The request comes following U.S. District Court Judge Daniel Traynor’s decision last month to deny the federal government’s motion to dismiss North Dakota’s lawsuit seeking to recover more than $38 million in damages the state claimed from the months-long pipeline protests almost four years ago.

“I request that you consider engaging in settlement discussions with North Dakota to determine whether a reasonable resolution is within reach,” Army Under Secretary James McPherson wrote in his letter to acting Assistant Attorney General Ethan Davis.

North Dakota Republican U.S. Sen. Kevin Cramer called the recommendation “very significant” and the right thing to do for the federal government.

“North Dakota assumed all costs including the cleanup of actions facilitated by the Corps of Engineers,” Cramer said early September. The state “has one thing in mind and that is to make us whole. We don’t go away on these things like everybody else.”


 

Michels Corporation Selected by TC Energy to Build Facilities on Keystone XL

Michels Corporation has been awarded a contract from TC Energy to construct pipeline facilities on the Keystone XL Pipeline.
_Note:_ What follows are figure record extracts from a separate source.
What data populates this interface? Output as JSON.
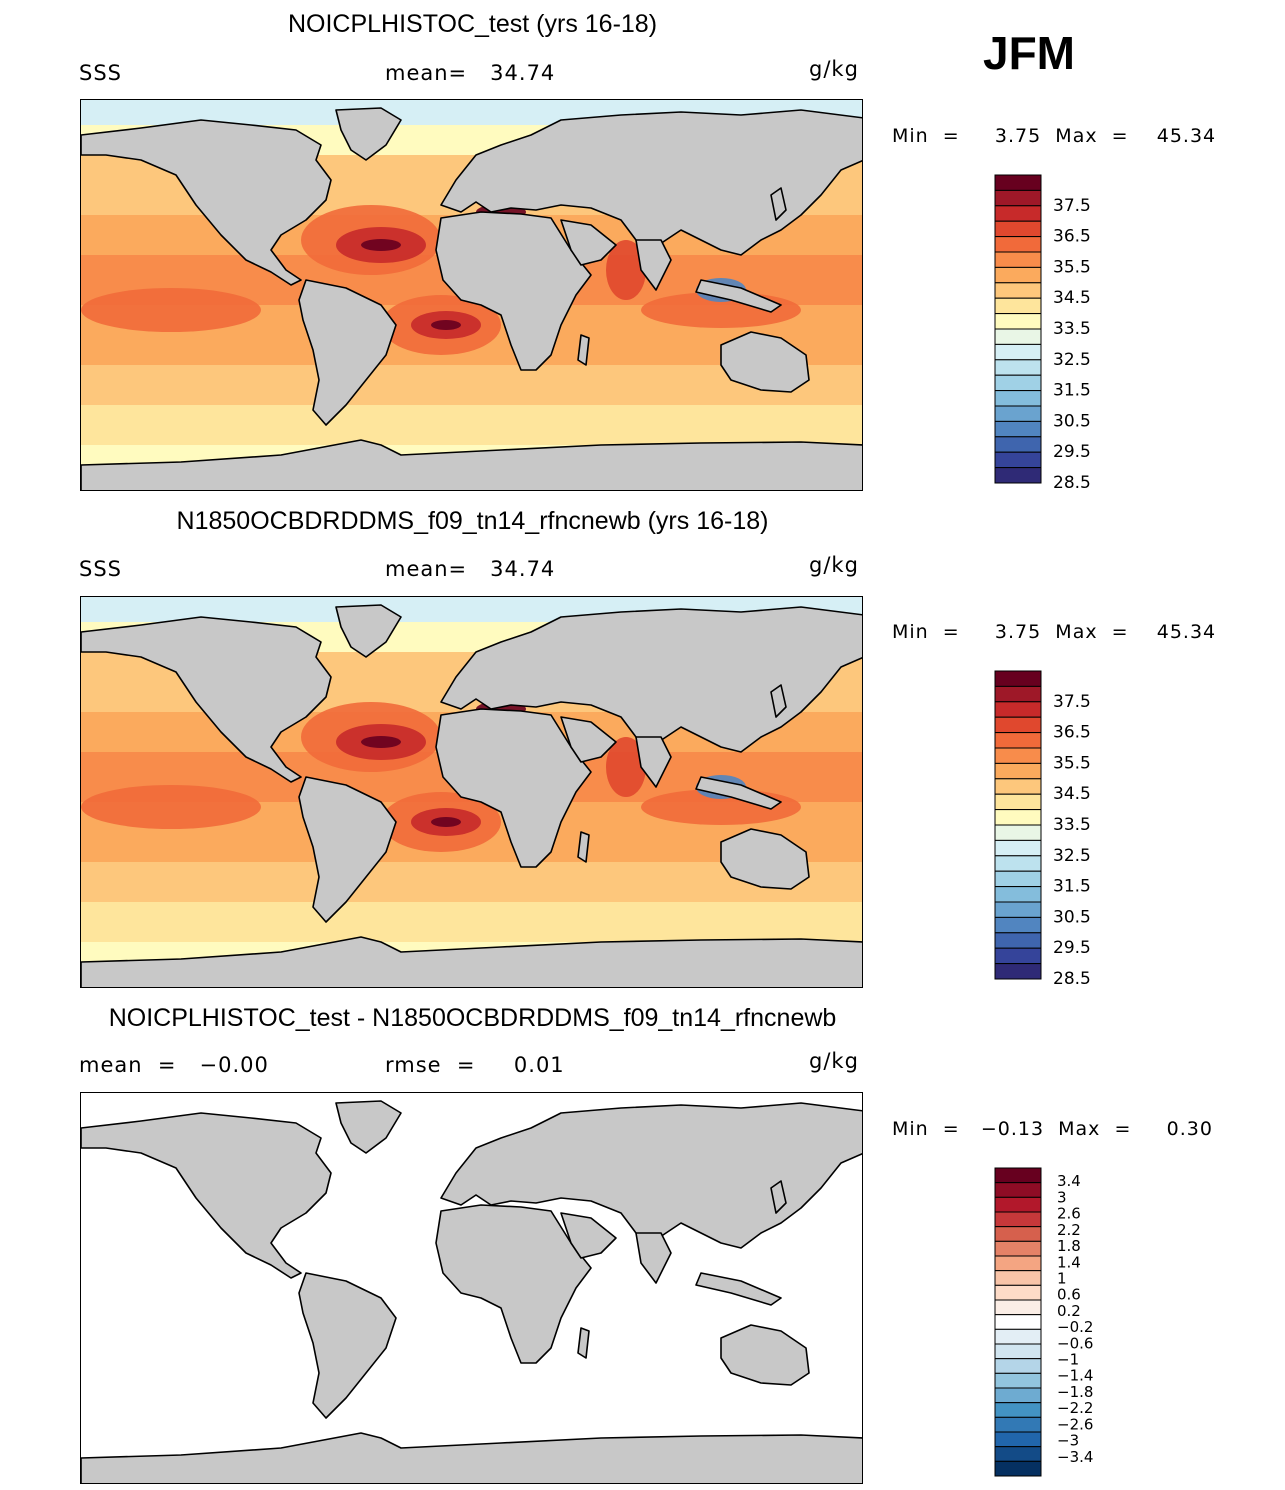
{
  "season": "JFM",
  "panels": [
    {
      "title": "NOICPLHISTOC_test (yrs 16-18)",
      "left_label": "SSS",
      "center_label": "mean=   34.74",
      "units": "g/kg",
      "minmax": "Min  =     3.75  Max  =    45.34",
      "kind": "field"
    },
    {
      "title": "N1850OCBDRDDMS_f09_tn14_rfncnewb (yrs 16-18)",
      "left_label": "SSS",
      "center_label": "mean=   34.74",
      "units": "g/kg",
      "minmax": "Min  =     3.75  Max  =    45.34",
      "kind": "field"
    },
    {
      "title": "NOICPLHISTOC_test - N1850OCBDRDDMS_f09_tn14_rfncnewb",
      "left_label": "mean  =   −0.00",
      "center_label": "rmse  =     0.01",
      "units": "g/kg",
      "minmax": "Min  =   −0.13  Max  =     0.30",
      "kind": "diff"
    }
  ],
  "colorbars": {
    "field": {
      "labels": [
        "37.5",
        "36.5",
        "35.5",
        "34.5",
        "33.5",
        "32.5",
        "31.5",
        "30.5",
        "29.5",
        "28.5"
      ],
      "colors": [
        "#67001f",
        "#9e1828",
        "#c72a2a",
        "#e0482e",
        "#f16a3a",
        "#f88c4b",
        "#fbaa5d",
        "#fdc77c",
        "#fee59c",
        "#fffbbf",
        "#e9f6e6",
        "#d6eff5",
        "#bde2ee",
        "#a0d1e6",
        "#84bddc",
        "#6aa3cf",
        "#5185c0",
        "#3f65ae",
        "#35449a",
        "#2f2a76"
      ]
    },
    "diff": {
      "labels": [
        "3.4",
        "3",
        "2.6",
        "2.2",
        "1.8",
        "1.4",
        "1",
        "0.6",
        "0.2",
        "−0.2",
        "−0.6",
        "−1",
        "−1.4",
        "−1.8",
        "−2.2",
        "−2.6",
        "−3",
        "−3.4"
      ],
      "colors": [
        "#67001f",
        "#8e0c25",
        "#b2182b",
        "#c6383a",
        "#d6604d",
        "#e58267",
        "#f4a582",
        "#f8c4a8",
        "#fddbc7",
        "#fbeee6",
        "#ffffff",
        "#e3eef5",
        "#d1e5f0",
        "#b4d5e8",
        "#92c5de",
        "#6eabd1",
        "#4393c3",
        "#3279b5",
        "#2166ac",
        "#134b87",
        "#053061"
      ]
    }
  },
  "colors": {
    "land": "#c8c8c8",
    "coast": "#000000",
    "diff_ocean": "#ffffff"
  }
}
In the long run, this project will provide the energy our country needs; during construction, it will allow us to provide a steady paycheck to our hard-working people and their families,” said Pat Michels, president and CEO of Michels Corporation.

Michels is responsible for the construction of eight pump stations in Montana, South Dakota, Oklahoma and Texas. Construction started in late June and is on schedule for completion in the first quarter of 2021.

During peak construction, Michels Corporation will employ more than 350 people on the facilities’ projects.